RIDDLE ME THIS >> WHY WOULD THE INDUSTRY SPEND BILLIONS AND BILLIONS OF $$ ON SOMETHING THEY DIDN'T DESPERATELY WANT???????

Electro-Optic Polymer Production – Our Approach vs. the BLA Approach

LWLG's P2IC Platform is cheaper ($1/Gb) & better (lower power 1v) & scalable (100Gbs to 400Gbs to 800Gbs and beyond!)

Brief polymer history…

• <1980s

– Strong government funding for non-linear electro-optic organic
polymers (DARPA, NSF, DOE, DoD etc.)
– Many papers, reports, books

• 1980s – 2000s
– Heavy, focused, and increased gvt funding for non-linear EO organic
polymers (DARPA, NSF, DOE, DoD, USAirForce, USNavy, USArmy, EU)
– Industry R&D lab funding e.g. Du Pont, Dow, Akzo Nobel, IBM, Intel,
Boeing, Motorola, AT&T Bell Labs, GE, Lockheed etc.
– Increase in papers, publications, conferences, and books

• 2000s – 2010s
– Wane in government funding and industrial R&D lab activity
– Limited commercialization in fiber based communications

• >2010s
– Excellent progress on high speed performance (>100Gbaud)
– Resurgence?

LWLG inventor Fred Goetz took an opposite approach, he started with something inherently STABILE, a plastic, and worked to make it E/O active, the result was a 3rd generation Polymer that is LWLG

Read below to understand why LWLG has succeeded now, and YES they have succeeded, just need to be accepted and this rocket will launch !!

Paradox of Electro-Optics


Certain materials are made of robust molecules and their electrons are so strongly bound in the molecular structure that it is difficult for them to vibrate or breakaway.

Such materials may be robust but generally their electrons do not vibrate easily. By analogy, a beer-mug may be thick -walled but it would be much more difficult for our soprano to vibrate it with his or her voice.

This has been the dilemma of electro -optics. Creating a molecule in which an electron can oscillate freely back and forth when hit by light but which does not wildly vibrate the material toward its own resonant destruction.

Second-generation electro-optics are fragile like champagne flutes It was a daunting challenge. Scientists had been working on the problem since the 1960's and by the late -90's most everyone had deemed the task impossible, just as it is infeasible to merge the delicate vibration character of a champagne flute with a Hamburg beer stein.

Second-Generation


Second-generation electro-optic polymers are excellent high -
performance electron oscillators. Their long fluted shape however makes them highly unstable and unreliable.

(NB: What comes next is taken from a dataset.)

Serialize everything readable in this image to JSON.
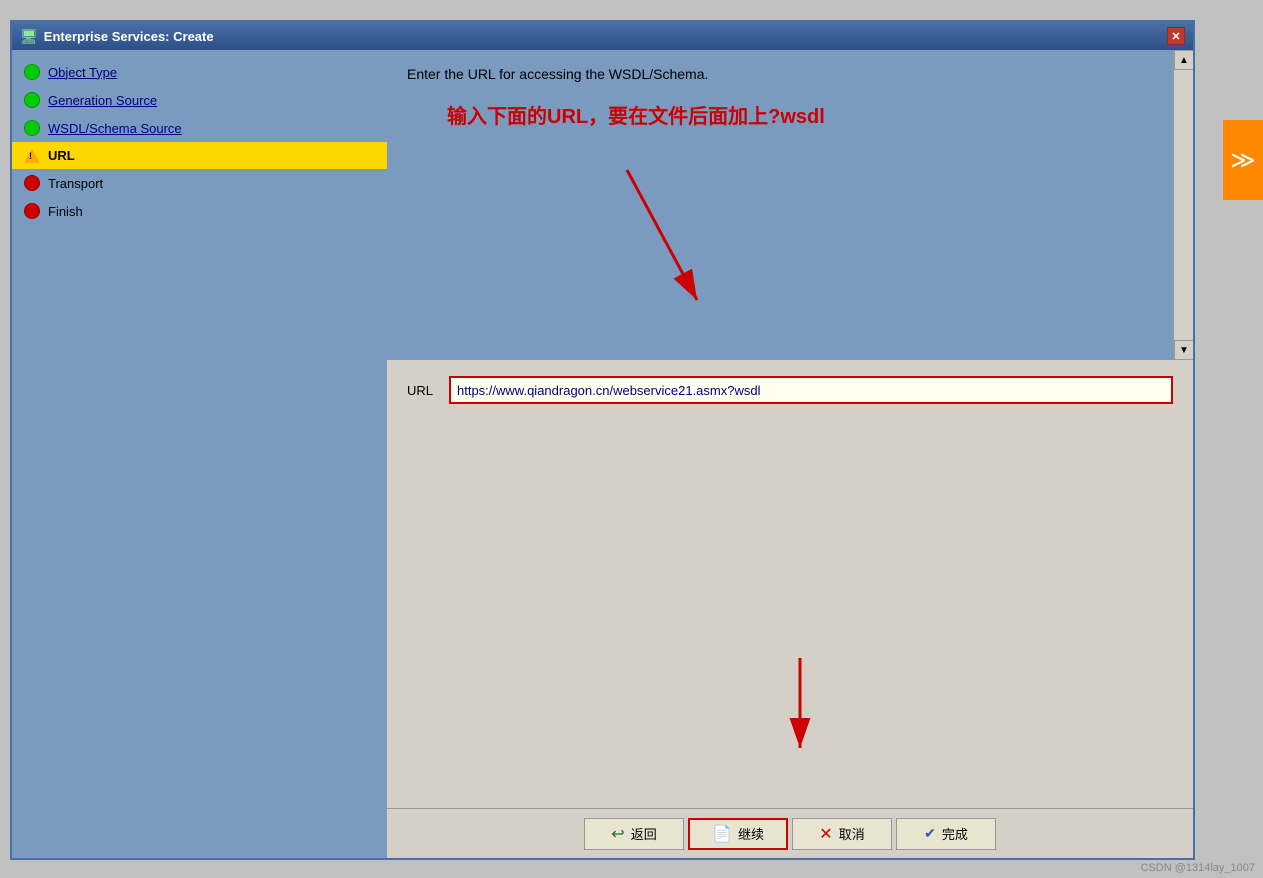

Most scientists had been trying to make more slender and delicate "molecular flutes" that would vibrate easily, blindly hoping that they would somehow, someday figure out how to stabilize these molecular structures. This thin and delicate class of molecules has become known as second-generation electro-optic materials.

Third-Generation (LWLG)

Meanwhile, the scientists at LWLG continued quietly and
indefatigably toward the Holy Grail, the Fluted Stein. A molecule that was robust and yet which would vibrate more easily than the thinnest sliver of crystal. Once thought impossible, LWLG succeeded on their quest, producing today's third-generation of electro-optic molecules. LWLG scientists accomplished this by stabilizing the core of the molecule with interlocking atomic rings, much like crosshatches or the rungs of a ladder.

Third-generation electro-optic materials are even higher performing as electron oscillators. Their ring-locked shape gives them tremendous stability. Within these structures the electrons still vibrate easily, in fact they oscillate significantly better than within second -generation materials, yet they are incredibly robust due to their reinforced scaffold-like structure.